Some of the digital works submitted to Pompeii Commitment also explore everyday Roman life. Goshka Macuga’s In da House of the Tragic Poet (2021) is an animation set in and around Pompeii’s houses. The domus is the root of the English words domestic and domicile. For the upper classes, the domus functioned jointly as a dwelling, a workplace and even a place of worship, with shrines to household gods. The Romans inherited the concept of hospitium (hospitality) from the Ancient Greeks, and their houses often played host to wine-soaked dinner parties that make today’s social affairs seem tame.
Many of the rooms in a domus – the tablinum (living room), triclinium (dining room) and cubiculi (bedrooms) mirror those in modern houses. Unlike us, Romans often covered their houses with elaborate patterns and exuberant hues, with images of flora and fauna, gods and putti, all painted on plaster. Goethe noted the “bright and cheerful colours” – a far cry from the plainer, cleaner styles contemporary interior design currently favours. But some things remain the same.

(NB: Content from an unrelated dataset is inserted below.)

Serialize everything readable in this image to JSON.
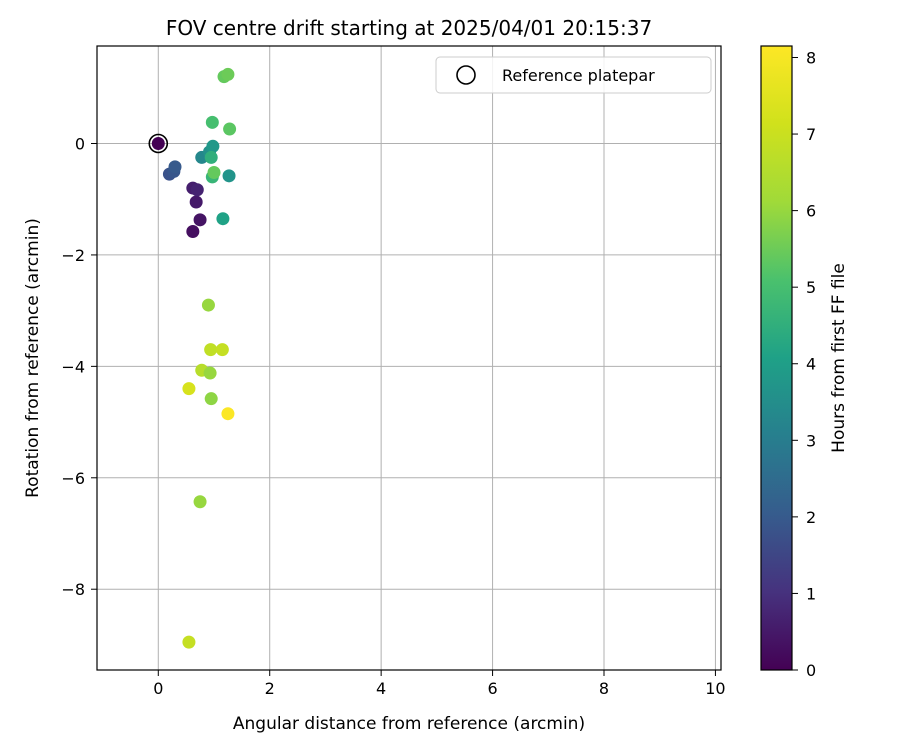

Romans bought furniture made from wood, bronze and marble, often sparsely placed round the room to foster a sense of space. Like their contemporary descendants, prosperous Romans sought out finely wrought furnishings with which to enliven their interiors.
Pompeii Commitment seeks to both unearth and construct links between the past and present.
“To quote [archaeologist] Salvatore Settis, the classic is a concept of the past that is built today, intercepting not a static nature of materials, but a dynamism”
says Bottai. Pompeii may have died in 79AD, but it remains alive in the spirit of the arts.